The National Commission for Women has moved the Supreme Court against the Bombay High Court verdict that had held that groping a child’s breasts without “skin-to-skin contact” does not amount to sexual assault under the Protection of Children from Sexual Offences Act, Bar and Bench reported on Thursday.

The NCW has said the interpretation of the High Court that physical contact means “skin-to-skin touch” is perverse and bad in law.

“From a plain reading of relevant provision, it is clear that “sexual assault” in terms of Section 7, POCSO Act, is predominantly a touch by the offender,” the plea said. “If an accused touches a victim [or a victim’s body part] with sexual intent then the act of “sexual assault” is complete. There can be no further classification of contact, i.e. skin to skin contact.”

The petition added that physical contact cannot be given an absurd interpretation of a touch or contact without clothes.

Section 7 of the POCSO Act states: “Whoever, with sexual intent touches the vagina, penis, anus or breast of the child or makes the child touch the vagina, penis, anus or breast of such person or any other person, or does any other act with sexual intent which involves physical contact without penetration, is said to commit sexual assault.”

In a judgement passed on January 19, a single bench of Justice Pushpa Ganediwala had ruled that groping a minor’s breast without removing their top did not fall into the category of sexual assault defined under Section 7 of the Act.
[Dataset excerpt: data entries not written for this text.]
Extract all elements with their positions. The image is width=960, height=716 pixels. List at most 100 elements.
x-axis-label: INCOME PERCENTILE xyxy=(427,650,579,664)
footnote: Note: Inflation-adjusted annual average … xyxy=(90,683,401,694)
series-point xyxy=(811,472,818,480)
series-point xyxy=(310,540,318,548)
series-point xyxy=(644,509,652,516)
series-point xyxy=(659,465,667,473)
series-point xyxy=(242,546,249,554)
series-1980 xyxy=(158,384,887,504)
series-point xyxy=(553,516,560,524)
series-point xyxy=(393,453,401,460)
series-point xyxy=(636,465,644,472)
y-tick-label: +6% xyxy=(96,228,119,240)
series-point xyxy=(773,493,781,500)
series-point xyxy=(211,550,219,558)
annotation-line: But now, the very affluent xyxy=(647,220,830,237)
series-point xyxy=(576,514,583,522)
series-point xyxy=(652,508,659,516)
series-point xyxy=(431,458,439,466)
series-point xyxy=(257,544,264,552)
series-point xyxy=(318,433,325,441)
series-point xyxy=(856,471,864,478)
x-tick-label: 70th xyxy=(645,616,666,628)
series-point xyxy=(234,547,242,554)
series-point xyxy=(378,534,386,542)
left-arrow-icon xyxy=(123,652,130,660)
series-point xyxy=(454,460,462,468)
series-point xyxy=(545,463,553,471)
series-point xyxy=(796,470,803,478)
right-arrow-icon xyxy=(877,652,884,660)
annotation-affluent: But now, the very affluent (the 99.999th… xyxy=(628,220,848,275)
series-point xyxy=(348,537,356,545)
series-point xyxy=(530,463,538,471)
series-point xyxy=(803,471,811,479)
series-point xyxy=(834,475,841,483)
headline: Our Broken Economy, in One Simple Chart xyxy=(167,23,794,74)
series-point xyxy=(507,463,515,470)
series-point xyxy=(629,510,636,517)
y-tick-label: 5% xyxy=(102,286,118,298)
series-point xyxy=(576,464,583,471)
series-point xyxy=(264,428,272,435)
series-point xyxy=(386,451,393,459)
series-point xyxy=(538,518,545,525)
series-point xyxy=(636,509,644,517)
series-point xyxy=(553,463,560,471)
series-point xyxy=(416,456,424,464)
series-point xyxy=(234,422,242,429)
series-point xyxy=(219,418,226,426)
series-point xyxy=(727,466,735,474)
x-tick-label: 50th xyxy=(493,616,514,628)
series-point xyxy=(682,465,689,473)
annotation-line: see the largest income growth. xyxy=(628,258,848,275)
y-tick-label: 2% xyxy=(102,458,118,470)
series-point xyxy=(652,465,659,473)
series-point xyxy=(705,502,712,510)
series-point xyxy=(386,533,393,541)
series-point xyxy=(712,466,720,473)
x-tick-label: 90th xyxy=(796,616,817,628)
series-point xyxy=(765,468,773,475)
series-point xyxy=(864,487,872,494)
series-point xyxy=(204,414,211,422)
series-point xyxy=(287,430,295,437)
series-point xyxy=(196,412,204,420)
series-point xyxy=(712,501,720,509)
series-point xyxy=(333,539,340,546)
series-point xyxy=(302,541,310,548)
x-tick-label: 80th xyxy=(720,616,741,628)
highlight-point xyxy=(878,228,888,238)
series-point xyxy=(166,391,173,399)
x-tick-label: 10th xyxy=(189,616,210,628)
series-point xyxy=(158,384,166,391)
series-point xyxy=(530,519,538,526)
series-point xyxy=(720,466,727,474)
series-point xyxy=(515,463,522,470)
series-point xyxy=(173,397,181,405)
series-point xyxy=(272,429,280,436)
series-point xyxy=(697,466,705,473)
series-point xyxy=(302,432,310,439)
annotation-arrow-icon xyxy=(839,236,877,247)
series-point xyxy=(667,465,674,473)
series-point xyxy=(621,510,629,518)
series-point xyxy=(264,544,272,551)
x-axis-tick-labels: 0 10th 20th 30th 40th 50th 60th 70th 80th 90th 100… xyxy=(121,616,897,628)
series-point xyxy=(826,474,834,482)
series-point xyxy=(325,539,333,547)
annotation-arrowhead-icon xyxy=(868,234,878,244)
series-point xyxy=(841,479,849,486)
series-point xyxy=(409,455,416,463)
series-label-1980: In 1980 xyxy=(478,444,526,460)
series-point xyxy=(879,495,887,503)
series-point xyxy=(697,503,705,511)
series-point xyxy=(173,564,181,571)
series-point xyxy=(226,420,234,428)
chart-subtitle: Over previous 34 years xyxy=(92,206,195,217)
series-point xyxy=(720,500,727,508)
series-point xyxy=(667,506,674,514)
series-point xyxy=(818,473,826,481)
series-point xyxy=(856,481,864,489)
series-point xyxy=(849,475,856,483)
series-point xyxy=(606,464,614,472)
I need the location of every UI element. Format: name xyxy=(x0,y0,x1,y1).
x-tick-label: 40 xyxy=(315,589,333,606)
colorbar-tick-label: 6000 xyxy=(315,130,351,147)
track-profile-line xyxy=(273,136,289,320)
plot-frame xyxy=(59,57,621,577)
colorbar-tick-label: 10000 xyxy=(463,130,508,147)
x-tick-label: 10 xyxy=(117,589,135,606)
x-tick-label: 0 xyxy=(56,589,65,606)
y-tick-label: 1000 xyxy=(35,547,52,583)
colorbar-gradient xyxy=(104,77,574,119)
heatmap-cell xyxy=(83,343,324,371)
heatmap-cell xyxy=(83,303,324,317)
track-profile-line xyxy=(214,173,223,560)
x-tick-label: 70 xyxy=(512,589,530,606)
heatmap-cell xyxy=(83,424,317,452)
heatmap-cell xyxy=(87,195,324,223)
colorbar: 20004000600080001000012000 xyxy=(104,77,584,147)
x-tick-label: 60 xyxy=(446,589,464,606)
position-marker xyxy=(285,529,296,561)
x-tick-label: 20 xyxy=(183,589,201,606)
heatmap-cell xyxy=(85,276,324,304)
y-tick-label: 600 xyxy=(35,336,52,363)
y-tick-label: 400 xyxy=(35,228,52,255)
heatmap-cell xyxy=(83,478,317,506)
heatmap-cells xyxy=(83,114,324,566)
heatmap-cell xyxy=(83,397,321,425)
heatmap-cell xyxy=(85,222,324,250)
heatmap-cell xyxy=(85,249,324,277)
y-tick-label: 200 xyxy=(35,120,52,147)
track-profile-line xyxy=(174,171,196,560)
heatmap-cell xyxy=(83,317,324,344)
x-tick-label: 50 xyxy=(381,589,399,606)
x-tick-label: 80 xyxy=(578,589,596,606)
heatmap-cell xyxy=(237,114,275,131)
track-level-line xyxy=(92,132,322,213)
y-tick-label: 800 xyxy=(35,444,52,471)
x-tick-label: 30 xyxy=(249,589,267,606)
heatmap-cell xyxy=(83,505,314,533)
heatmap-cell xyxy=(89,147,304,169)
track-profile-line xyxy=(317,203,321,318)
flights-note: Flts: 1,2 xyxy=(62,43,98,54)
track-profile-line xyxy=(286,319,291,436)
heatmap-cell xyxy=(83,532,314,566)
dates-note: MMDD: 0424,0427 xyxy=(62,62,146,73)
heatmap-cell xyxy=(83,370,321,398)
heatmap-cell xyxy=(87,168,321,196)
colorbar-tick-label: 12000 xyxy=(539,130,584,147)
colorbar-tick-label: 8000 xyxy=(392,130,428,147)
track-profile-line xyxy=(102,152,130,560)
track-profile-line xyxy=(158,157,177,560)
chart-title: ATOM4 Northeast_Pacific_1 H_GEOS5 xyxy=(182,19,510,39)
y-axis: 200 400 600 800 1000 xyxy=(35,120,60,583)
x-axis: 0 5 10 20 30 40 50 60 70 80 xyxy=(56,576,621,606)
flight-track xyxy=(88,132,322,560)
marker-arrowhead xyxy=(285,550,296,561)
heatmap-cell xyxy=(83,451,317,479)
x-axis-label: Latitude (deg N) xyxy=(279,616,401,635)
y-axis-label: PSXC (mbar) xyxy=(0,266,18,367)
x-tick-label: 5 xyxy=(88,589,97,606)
She had, however, said that the act would fall within the ambit of Section 354 of the Indian Penal Code, which criminalises outraging the modesty of a woman.

The accused in the case had allegedly taken a 12-year-old to his house on the pretext of giving her guava, and pressed her breast and attempted to remove her salwar. The accused was convicted by the trial court for offences punishable under POCSO Act and the Indian Penal Code. He had approached the High Court challenging the conviction.

The Supreme Court had on January 27 stayed Justice Ganediwala’s order. Attorney General of India KK Venugopal had submitted that the judgement was “unprecedented” and “is likely to set a dangerous precedent”.

On January 25, the National Commission for Protection of Child Rights had implored the Maharashtra government to file an urgent appeal against the Bombay High Court’s interpretation of what constitutes as sexual assault of a minor. The children’s rights body said the language of the judgement needed to be reviewed at the earliest as it was derogatory to the minor.

Several activists and child rights bodies had criticised the judgement, terming it “absolutely unacceptable, outrageous and obnoxious”.

Days later, Justice Ganediwala had ruled that holding a minor’s hands and unzipping one’s pants in front of a minor will not fall under the definition of sexual assault under the POCSO Act. However, such acts would constitute as “sexual harassment” under Section 354-A(1)(i) of the Indian Penal Code, she had said.